Поперебрехивались ещё минут пять, а потом уснули.

Танцор всю ночь наблюдал огромную зеркальную голову, которую он уже видел во сне год назад. Голова, как и тогда, отражала окружающее пространство в виде его, Танцора, головы. И при этом ещё и глумилась над ним: строила мерзкие гримасы, ощупывала языком нос и мочки ушей, растягивала рот в лягушачьей ухмылке. Танцор бил её стулом, колотил ногами, стрелял в неё поочередно из всех своих стволов. Но тщетно. Ни одной вмятинки, ни даже мизерного отколупывания внешнего отражающего слоя, не говоря уж о пробоинах или раскрое черепа. Что там было внутри, под несокрушимой амальгамой? Было страшно и одновременно мерзко.
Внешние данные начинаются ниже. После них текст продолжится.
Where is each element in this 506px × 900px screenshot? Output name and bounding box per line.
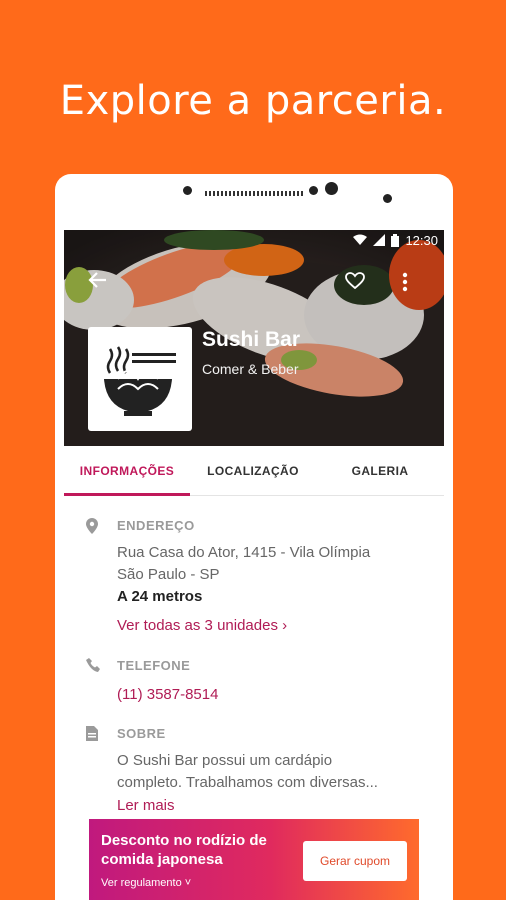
phone-number-link[interactable]: (11) 3587-8514 [117,684,218,706]
back-arrow-icon [88,272,106,288]
heart-icon [345,272,365,290]
view-all-units-link[interactable]: Ver todas as 3 unidades › [117,615,287,637]
signal-icon [373,234,386,246]
promo-banner: Desconto no rodízio de comida japonesa V… [89,819,419,900]
phone-frame: 12:30 Sushi Bar Comer & Beber INFORMAÇÕE… [55,174,453,900]
status-bar: 12:30 [353,230,438,250]
more-options-button[interactable] [402,272,408,297]
phone-speaker [205,191,303,196]
phone-top-bezel [55,174,453,230]
back-button[interactable] [86,268,110,297]
tab-bar: INFORMAÇÕES LOCALIZAÇÃO GALERIA [64,446,444,496]
wifi-icon [353,234,368,245]
headline: Explore a parceria. [59,78,447,124]
address-line1: Rua Casa do Ator, 1415 - Vila Olímpia [117,544,371,561]
address-distance: A 24 metros [117,588,203,605]
app-screen: 12:30 Sushi Bar Comer & Beber INFORMAÇÕE… [64,230,444,900]
location-pin-icon [86,518,98,534]
about-line2: completo. Trabalhamos com diversas... [117,774,378,791]
business-name: Sushi Bar [202,328,301,351]
address-line2: São Paulo - SP [117,566,220,583]
business-logo [88,327,192,431]
address-title: ENDEREÇO [117,518,195,533]
noodle-bowl-icon [104,346,176,416]
address-section: ENDEREÇO Rua Casa do Ator, 1415 - Vila O… [64,496,444,646]
about-section: SOBRE O Sushi Bar possui um cardápio com… [64,714,444,814]
more-vert-icon [402,272,408,292]
phone-section: TELEFONE (11) 3587-8514 [64,646,444,706]
view-rules-link[interactable]: Ver regulamento ˅ [101,877,191,889]
tab-informacoes[interactable]: INFORMAÇÕES [64,446,190,496]
phone-camera [325,182,338,195]
phone-sensor-dot [183,186,192,195]
promo-title: Desconto no rodízio de comida japonesa [101,832,267,868]
about-line1: O Sushi Bar possui um cardápio [117,752,333,769]
phone-icon [86,658,100,672]
phone-title: TELEFONE [117,658,191,673]
document-icon [86,726,98,741]
tab-galeria[interactable]: GALERIA [316,446,444,496]
tab-localizacao[interactable]: LOCALIZAÇÃO [190,446,316,496]
phone-sensor-dot [309,186,318,195]
about-title: SOBRE [117,726,166,741]
generate-coupon-button[interactable]: Gerar cupom [303,841,407,881]
phone-sensor-dot [383,194,392,203]
status-time: 12:30 [405,232,438,248]
favorite-button[interactable] [345,272,365,295]
read-more-link[interactable]: Ler mais [117,795,175,817]
business-category: Comer & Beber [202,361,299,377]
battery-icon [391,233,400,247]
hero-image: 12:30 Sushi Bar Comer & Beber [64,230,444,446]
Следопыту снилось далекое детство: высоченная вишня, на нижней ветке которой он сидел, болтая босыми ногами и поедая спелые сочные ягоды. А потом заметил самую спелую, самую черную, самую большую. И потянулся за ней.

Вишенка перепрыгнула на ветку повыше. Маленький Следопытик влез на следующую ветку. И опять потянулся. Вишенка опять убежала, повыше. Следопытик опять подлез. И опять… И опять… И опять…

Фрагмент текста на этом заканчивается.